A função da regulação é, justamente, a de apoiar os gestores em todo o país a incorporar inovações da área de tecnologia da informação e comunicação (TIC) sem, com isso, colocar em risco a segurança dos pacientes e sem violar princípios que norteiam o Sistema Nacional de Saúde de Cabo Verde, procurando sempre o equilíbrio entre o incentivo à inovação tecnológica e a proteção dos direitos dos utentes.

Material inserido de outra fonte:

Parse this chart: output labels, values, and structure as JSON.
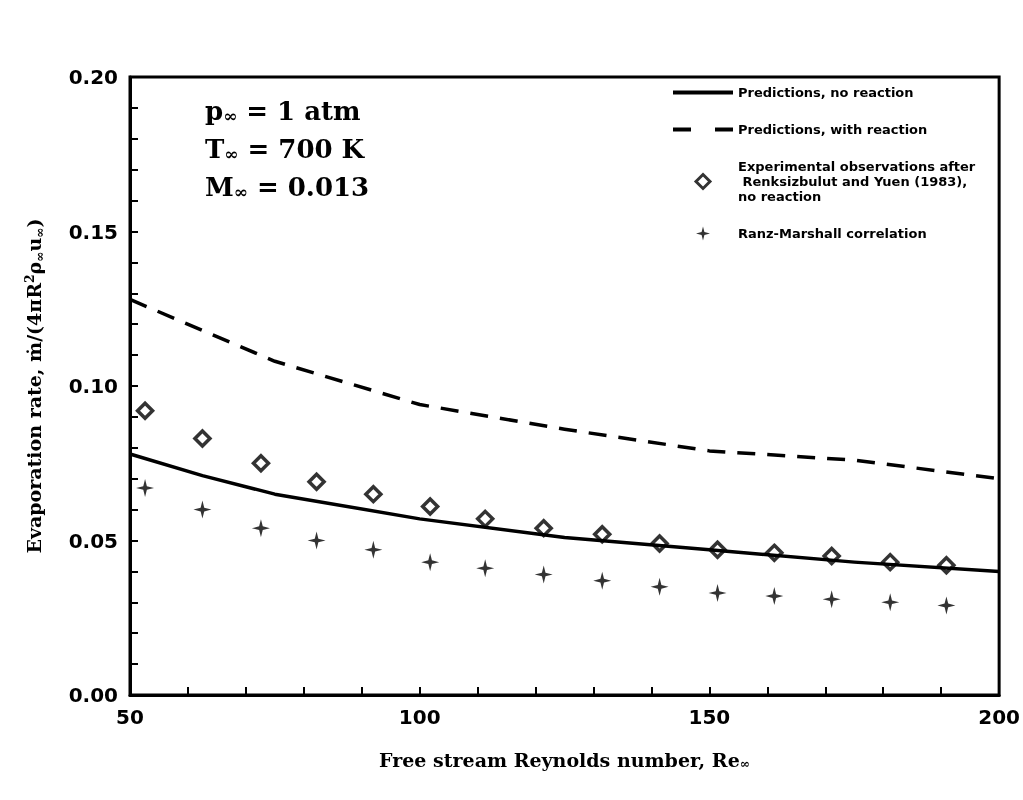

Olhando para o futuro, quais são as perspetivas da ERIS em relação ao desenvolvimento contínuo do setor da saúde em Cabo Verde? Que objetivos e metas a Entidade almeja alcançar nos próximos anos?
O setor da saúde tem a particularidade de ser muito profícuo em termos de evolução tecnológica. Como tal, os desafios para a regulação são muito acutilantes e exigem um esforço redobrado no sentido de estar um passo à frente, no que se refere à qualidade e à garantia do acesso às prestações de cuidados de saúde. Para tal, o país deverá acentuar o ritmo de investimentos na saúde, seja por via do Orçamento Geral do Estado, seja por via do investimento privado.
O Turismo de Saúde é um segmento que deverá ser explorado de forma mais intensa, pois, se o Turismo, de uma forma geral, é o motor da economia nacional, não restam dúvidas que o papel da Saúde nesse setor deve e pode ser amplificado e contribuir para robustecê-lo. Cabo Verde está muito perto de ter as condições e o ambiente propícios para alavancar um Turismo de Saúde que satisfaça as expetativas de pessoas que buscam tratamentos que podem variar desde cirurgias estéticas até procedimentos odontológicos, tratamentos de fertilidade, reabilitação, entre outros. Entretanto, há-que acelerar o passo no que se refere à dotação do país de um quadro legal robusto e que proteja efetivamente os utentes que procuram esses serviços, porquanto o turismo de saúde também levanta questões éticas e preocupações, como padrões variados de cuidados médicos, questões de segurança do paciente, barreiras linguísticas e culturais, e o impacto nos sistemas de saúde tanto nos países de origem quanto nos países de destino. Portanto, é essencial que Cabo Verde esteja dotado de todos os instrumentos legais e operacionais imprescindíveis. Quando bem implementado, o turismo de saúde pode gerar benefícios económicos significativos para os destinos que oferecem esses serviços, incluindo a receita direta do turismo, a criação de empregos no setor de saúde e investimentos em infraestrutura médica e turística.
Por outro lado, Cabo Verde, enquanto país aberto ao mundo, terá de criar uma envolvente que garanta a sustentabilidade do seu Sistema de Saúde, pois, sem dúvida, a inovação na área da saúde, impulsionadora do desenvolvimento de novas tecnologias médica, dispositivos, tratamentos e terapias mais eficazes e menos invasivos, traz consigo também o desafio dos custos, independentemente de serem, do ponto de vista médico, mais eficazes. Será um desafio hercúleo a avaliação e incorporação de novas tecnologias de saúde em Cabo Verde.
Ainda, para finalizar, gostaria de abordar a questão dos Recursos Humanos em Saúde.
O adequado dimensionamento e qualificação dos recursos humanos em saúde é fundamental para garantir a prestação de serviços de saúde de qualidade e abrangentes, incluído o turismo de saúde. Cabo Verde terá que continuar a apostar fortemente na formação e qualificação dos seus recursos humanos em geral, mas com especial ênfase nos profissionais de saúde, pois a sustentabilidade e desenvolvimento desse setor dependem maioritariamente disso. As infraestruturas, os equipamentos de ponta e as outras ferramentas de trabalho em saúde só alcançarão o seu verdadeiro potencial e traduzi-lo-ão em impacto na vida dos cidadãos e da economia do país, se utilizados por profissionais qualificados.